Keynote – Running anomaly detection at Scale!
We all know how to create ML models, but the path to turning them into a highly scalable easy to use system by users is not always clear. What happens when you need to run thousands of them, on many different datasets, simultaneously and at a huge scale? Will your users trust your results? If they don’t, will they even use this system that you’ve spend so much time to build?
AND, how do you build it reliably so you can sleep well at night?
To achieve exactly that, we’ve decided to go down the serverless route and build an anomaly detection system on top of it.

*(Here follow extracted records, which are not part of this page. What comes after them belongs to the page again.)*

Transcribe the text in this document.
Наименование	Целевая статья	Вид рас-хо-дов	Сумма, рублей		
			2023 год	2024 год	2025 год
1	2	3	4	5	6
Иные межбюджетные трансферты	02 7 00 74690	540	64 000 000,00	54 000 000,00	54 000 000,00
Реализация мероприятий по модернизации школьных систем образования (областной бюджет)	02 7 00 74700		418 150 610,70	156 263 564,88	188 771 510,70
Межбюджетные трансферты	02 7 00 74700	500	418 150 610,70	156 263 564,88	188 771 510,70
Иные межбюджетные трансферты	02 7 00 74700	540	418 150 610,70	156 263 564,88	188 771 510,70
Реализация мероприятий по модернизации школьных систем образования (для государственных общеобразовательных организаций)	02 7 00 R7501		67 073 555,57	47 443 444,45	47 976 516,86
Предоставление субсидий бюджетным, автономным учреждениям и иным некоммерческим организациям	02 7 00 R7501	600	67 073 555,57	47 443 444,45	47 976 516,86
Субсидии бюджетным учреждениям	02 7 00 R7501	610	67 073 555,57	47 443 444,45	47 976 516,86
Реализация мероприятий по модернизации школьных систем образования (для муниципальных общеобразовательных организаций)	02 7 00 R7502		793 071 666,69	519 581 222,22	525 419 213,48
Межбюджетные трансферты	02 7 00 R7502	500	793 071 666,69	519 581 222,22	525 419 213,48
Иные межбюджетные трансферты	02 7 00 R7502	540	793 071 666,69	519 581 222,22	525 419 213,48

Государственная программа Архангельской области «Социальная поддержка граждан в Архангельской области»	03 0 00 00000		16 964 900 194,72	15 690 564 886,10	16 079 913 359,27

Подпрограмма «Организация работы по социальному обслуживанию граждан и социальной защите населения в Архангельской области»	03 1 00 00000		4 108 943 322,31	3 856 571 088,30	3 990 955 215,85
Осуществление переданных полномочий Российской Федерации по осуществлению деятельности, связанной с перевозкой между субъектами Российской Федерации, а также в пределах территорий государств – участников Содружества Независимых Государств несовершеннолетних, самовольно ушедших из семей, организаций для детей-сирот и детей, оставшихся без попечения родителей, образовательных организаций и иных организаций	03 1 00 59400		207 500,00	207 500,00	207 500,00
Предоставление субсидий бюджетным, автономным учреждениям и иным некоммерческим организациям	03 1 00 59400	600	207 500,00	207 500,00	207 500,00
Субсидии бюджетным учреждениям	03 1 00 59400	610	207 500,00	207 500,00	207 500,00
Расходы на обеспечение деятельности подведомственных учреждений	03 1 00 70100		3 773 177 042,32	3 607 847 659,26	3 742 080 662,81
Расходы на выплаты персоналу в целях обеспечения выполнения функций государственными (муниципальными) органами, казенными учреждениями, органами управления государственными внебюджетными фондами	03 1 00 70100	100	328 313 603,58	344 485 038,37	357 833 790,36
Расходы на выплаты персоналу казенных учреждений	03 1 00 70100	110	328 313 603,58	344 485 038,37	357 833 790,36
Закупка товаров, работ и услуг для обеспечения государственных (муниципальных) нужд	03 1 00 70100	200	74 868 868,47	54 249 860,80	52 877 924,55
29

We’ll go over the advantages for scale and reliability of building such a system using serverless, and what you need to do to build user trust.
Our Spotlight anomaly detection system is capable of easily reusing ML models, and scale to run millions of datasets simultaneously with ease. Our system eliminates manual work and allows our end users with no scientific background to set up anomalies to detect, getting alerts in no time.
In this talk, I’ll walk you through the architecture, critical points to pay attention to, and share useful ideas you can adopt and implement in your own projects.
Talk language: English
I am a director of data engineering at Nielsen.
My group builds massive data pipelines that are cost effective and scalable (~250 Billion events/day). Our projects run on AWS, using Kafka, Spark, Aerospike, serverless Lambda functions, Airflow, OpenFAAS, Kubernetes and more.
I am passionate about new technologies, data, algorithms and machine learning. I love to tackle difficult problems and come up with amazing solutions.
I have 4 patents in the area of security, and lots of ideas for more...